Diğer diş çekimlerinden farklı mıdır?
Yirmilik dişin konum, şekil ve boyutuna bağlı olarak uygulanacak işlemin zorluk derecesi değişir. Basit bir çekimden sonra hafif bir şişlik, ağrı ve kanama olabilir. Daha özel işlemler gerektiren bazı kompleks çekimler de uygulanabilir. Diş hekiminizin alacağı önlemler ve bulunacağı tavsiyeler yan etkileri minimalize eder. Bu çekimi takiben çekim boşluğunda kan birikmez ve ağrı da gelişebilir. Birkaç gün içinde durum düzelir. Ayrıca diş hekimini tavsiyelerine uyulduğu takdirde bu olayla hiç de karşılaşılmayabilir. İleri yaşlarda kemik yapısı yoğunlaştığı ve esneklik azaldığı için çekim zorlaşır, iyileşme yavaşlar.

Operasyon sonrası bakım
• Yara yerini kurcalamayın. Yoksa ağrı, enfeksiyon veya kanama gelişebilir.
• İlk 24 saat boyunca dişinizin çekildiği taraf ile çiğneme yapmayın.
• İlk 24 saat sigara içmeyin. Çünkü sigara kanamayı artırıp iyileşmeyi bozar.
• Tükürmeyin. Tükürürseniz kanama artar ve pıhtı yerinden oynayabilir.

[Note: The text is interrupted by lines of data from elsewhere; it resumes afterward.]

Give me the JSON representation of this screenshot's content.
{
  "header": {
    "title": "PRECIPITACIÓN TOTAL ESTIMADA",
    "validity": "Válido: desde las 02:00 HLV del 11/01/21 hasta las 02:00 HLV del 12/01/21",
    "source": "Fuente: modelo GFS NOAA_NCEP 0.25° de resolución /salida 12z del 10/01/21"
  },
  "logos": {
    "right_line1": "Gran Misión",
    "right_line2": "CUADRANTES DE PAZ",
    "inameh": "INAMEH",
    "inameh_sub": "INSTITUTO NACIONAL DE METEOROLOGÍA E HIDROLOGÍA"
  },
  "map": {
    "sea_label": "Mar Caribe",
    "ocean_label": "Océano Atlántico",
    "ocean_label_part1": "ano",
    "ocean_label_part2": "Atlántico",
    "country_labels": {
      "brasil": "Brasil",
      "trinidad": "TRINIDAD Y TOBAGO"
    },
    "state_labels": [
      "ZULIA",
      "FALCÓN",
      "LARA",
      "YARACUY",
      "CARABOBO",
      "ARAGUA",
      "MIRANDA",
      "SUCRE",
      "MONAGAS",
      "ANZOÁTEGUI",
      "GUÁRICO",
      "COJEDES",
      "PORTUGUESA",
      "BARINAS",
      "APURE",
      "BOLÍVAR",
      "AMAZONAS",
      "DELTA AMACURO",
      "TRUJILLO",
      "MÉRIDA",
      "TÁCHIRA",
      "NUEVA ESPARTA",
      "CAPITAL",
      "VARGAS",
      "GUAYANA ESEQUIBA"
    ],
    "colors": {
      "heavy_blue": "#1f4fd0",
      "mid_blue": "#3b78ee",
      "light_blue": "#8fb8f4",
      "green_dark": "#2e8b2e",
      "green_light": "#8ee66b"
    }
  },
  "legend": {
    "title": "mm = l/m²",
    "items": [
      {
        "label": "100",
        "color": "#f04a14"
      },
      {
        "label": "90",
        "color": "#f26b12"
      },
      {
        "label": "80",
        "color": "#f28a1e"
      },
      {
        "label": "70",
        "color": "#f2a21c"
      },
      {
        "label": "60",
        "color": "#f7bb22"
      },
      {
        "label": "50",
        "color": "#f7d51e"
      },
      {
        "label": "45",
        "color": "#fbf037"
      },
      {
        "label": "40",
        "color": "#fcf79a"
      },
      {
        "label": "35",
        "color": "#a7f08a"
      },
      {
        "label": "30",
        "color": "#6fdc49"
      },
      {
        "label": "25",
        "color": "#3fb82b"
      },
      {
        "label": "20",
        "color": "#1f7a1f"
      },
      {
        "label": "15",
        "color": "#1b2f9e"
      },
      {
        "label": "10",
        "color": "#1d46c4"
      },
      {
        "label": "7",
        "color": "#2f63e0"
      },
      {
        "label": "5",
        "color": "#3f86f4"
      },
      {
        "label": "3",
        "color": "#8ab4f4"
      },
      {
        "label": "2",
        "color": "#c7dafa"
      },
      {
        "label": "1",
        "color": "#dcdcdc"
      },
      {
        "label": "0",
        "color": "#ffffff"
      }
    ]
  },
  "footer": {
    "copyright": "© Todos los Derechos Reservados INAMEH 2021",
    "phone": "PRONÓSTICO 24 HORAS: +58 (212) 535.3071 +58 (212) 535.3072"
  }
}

• Kanamanızı kontrol edin. Eğer dikiş atılmamışsa steril gazlı bezle tampon yapılır. Pıhtı oluşumu için tamponu
yarım saat ağızda tutun. Tampon alındıktan sonra kanama devam ediyorsa yeni bir tane koyun.
• Şişkinliği kontrol edin. Operasyon sonrası bölgeye soğuk bir tampon uygulayarak dolaşım yavaşlatılır ve
yüzünüzün şişmesinin önüne geçilir. Uygulama 20 dakika soğuk tampon-20 dakika ara- tekrar 20 dakika soğuk tampon şeklindeki periyotlarla yapılır.
• İlk 24 saatten sonra her 2 saatte bir 1 bardak ılık suya 1 çay kaşığı tuz koyarak hazırladığınız karışımla gargara yapın.